EDIT: I think its called the pilot bearing.

It IS called the pilot bearing, and it's there to support the end of the transmission (manual) input shaft. It's ID is small, compared to the "snout" on a converter, so a manual trans. crankshaft must have the pilot bearing removed to allow the converter front hub to enter the crankshaft. imp
 






sandstone,
the pump itself is located behind the converter, and is what the converter snout slides into. it's the first thing you'd see after removing the converter. one thing that i didn't have you check in our pm's was the converter position in relation to the pump and to see if it was slid all the way back into the pump housing. one question though: if the engine is/was locked, how did you get to all of the converter studs to fasten it to the flexplate? if the engine was in fact turning over before the point at which you tried to start it then i am beginning to doubt that the converter not being fully seated is your problem. check my posts on fuel hydrolock and what happened to me a couple of years ago on a fresh engine swap. i think it might have been the one with the mustang engine i did, similar to what you are doing. it doesn't take a lot of fuel to cause a hydrolock situation. anyways let us know what you got going on.

I actually bolted the converter to the flexplate prior to bolting up the bellhousing, so it spun nice and freely when the flex plate nuts were getting put on. In conversation with imp, it appears that this was mistake #1 . I'm sure that this probably resulted in the coverter getting pulled from it's seat when trying to bolt the engine to the tranny.
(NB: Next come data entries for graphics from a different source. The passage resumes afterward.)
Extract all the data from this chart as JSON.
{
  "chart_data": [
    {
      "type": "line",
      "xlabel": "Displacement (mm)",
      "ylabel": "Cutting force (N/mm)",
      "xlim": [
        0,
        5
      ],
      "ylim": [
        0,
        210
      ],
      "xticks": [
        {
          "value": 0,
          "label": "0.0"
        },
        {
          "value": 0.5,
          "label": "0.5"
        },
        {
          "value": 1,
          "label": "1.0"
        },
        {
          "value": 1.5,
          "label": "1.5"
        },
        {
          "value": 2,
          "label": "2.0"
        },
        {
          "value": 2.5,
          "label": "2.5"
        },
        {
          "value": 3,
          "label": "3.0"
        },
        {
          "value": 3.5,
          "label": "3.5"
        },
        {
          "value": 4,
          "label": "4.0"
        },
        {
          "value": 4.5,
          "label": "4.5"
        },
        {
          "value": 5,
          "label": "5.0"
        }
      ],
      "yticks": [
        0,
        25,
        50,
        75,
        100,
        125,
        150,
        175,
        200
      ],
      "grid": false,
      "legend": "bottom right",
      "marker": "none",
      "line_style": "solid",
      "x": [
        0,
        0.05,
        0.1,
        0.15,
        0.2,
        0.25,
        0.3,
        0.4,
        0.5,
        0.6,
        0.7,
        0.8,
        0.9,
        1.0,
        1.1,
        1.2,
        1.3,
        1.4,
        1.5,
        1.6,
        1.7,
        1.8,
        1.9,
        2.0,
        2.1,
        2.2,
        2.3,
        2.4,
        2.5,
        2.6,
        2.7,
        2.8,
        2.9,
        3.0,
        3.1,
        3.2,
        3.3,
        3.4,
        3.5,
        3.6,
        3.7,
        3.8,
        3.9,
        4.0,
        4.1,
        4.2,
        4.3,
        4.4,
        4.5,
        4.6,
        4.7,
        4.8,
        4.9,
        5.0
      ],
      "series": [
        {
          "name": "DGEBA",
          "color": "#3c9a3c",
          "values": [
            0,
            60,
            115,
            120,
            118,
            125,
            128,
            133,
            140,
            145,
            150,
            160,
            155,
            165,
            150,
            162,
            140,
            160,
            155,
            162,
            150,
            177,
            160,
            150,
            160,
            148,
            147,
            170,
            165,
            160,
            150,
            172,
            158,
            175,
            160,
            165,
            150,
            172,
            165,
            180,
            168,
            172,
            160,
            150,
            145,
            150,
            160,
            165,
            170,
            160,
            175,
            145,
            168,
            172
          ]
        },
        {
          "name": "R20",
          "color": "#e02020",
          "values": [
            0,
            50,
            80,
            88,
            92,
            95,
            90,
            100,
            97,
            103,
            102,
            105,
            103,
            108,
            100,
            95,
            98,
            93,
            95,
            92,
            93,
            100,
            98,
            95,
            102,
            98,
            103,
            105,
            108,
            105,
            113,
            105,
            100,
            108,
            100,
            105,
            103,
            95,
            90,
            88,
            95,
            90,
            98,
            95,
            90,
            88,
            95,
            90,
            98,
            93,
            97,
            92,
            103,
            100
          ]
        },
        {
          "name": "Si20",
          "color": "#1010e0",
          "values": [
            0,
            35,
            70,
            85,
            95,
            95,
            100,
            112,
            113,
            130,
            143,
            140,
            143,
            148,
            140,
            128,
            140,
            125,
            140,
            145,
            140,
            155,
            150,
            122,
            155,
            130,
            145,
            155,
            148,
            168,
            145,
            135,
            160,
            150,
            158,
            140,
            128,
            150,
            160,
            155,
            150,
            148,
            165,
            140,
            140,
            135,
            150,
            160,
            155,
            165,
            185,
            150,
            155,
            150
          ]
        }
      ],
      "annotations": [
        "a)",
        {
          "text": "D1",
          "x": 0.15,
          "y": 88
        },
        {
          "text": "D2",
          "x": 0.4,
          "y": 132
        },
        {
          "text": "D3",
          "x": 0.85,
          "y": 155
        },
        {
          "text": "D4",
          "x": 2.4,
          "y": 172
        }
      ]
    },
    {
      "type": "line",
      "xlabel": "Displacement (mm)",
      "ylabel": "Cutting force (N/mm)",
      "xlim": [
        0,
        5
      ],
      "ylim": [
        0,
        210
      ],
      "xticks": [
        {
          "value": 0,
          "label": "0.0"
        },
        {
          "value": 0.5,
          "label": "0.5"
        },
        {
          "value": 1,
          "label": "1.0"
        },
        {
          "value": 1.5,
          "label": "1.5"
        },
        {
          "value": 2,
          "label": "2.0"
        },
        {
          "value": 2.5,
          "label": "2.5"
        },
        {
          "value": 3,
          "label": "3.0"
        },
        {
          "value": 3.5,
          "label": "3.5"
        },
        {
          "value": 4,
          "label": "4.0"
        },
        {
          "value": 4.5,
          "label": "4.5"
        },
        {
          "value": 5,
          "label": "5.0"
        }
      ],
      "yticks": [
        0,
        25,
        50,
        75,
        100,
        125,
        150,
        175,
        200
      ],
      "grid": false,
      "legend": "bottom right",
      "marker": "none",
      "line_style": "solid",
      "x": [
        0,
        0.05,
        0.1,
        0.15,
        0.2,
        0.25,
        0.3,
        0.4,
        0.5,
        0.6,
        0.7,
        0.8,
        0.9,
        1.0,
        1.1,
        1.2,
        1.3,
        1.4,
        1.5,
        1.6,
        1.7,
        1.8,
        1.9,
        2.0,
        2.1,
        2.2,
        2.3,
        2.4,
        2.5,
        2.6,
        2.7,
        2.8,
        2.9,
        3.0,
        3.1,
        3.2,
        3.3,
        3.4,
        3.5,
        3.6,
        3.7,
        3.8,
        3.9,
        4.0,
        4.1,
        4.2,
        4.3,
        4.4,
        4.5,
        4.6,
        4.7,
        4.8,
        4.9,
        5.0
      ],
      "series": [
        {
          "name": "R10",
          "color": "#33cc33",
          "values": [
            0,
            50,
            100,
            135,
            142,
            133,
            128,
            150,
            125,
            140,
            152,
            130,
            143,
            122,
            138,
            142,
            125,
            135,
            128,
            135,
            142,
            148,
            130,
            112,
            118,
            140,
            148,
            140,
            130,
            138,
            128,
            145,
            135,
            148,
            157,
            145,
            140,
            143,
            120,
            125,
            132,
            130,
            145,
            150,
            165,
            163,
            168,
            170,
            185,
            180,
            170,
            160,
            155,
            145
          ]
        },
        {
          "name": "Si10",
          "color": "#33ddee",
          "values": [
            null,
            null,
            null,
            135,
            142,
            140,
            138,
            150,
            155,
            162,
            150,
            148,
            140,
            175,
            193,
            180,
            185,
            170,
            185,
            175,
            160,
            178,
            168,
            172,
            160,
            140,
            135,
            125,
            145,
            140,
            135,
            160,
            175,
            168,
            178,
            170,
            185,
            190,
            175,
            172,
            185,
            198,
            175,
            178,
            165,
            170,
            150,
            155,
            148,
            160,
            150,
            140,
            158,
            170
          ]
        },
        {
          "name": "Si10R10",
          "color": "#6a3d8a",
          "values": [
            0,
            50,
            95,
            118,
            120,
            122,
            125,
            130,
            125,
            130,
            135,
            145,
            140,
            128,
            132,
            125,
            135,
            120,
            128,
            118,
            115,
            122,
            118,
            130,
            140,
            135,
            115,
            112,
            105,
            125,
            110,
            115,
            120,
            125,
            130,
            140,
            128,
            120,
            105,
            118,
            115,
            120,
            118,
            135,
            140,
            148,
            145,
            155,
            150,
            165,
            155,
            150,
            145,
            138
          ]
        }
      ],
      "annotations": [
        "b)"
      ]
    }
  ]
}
I wasn't smart enough about bolting the bellhousing up and when I encountered resistance on the passenger side, I muscled that side down until I got it mounted flush with the engine. The drivers side was a piece of cake to get bolted, but I basically forced it down on the passenger side because I thought I needed to.

I tried to put the thing in neutral and see if I could push it, but it won't budge. You can actually see the engine torqueing slightly in connection with the effort I put into each push. I'm thinking I've really FUBAR'd something..
 






Soo... based on the assumption that I've damaged the pump, can anybody point me in the direction of a new one? I've been searching high and low, but can't seem to find one at Rock Auto, O'Reilly, etc...
 






Never had to buy one. I think you need to go through a transmission parts supplier or OEM. Pull it out first and make sure its bad before spending money on one. Ebay might be a good source also.
 






Never had to buy one. I think you need to go through a transmission parts supplier or OEM. Pull it out first and make sure its bad before spending money on one. Ebay might be a good source also.

I second that. or find a local transmission repair shop who might have one laying around that's known to be low mileage and good condition. somebody needs to confirm for you what transmission pumps will work and what won't. that, my friend, is above my pay grade. I would think that most of the 55's (s,w,e) pumps would be interchangeable but that's definitely not the gospel.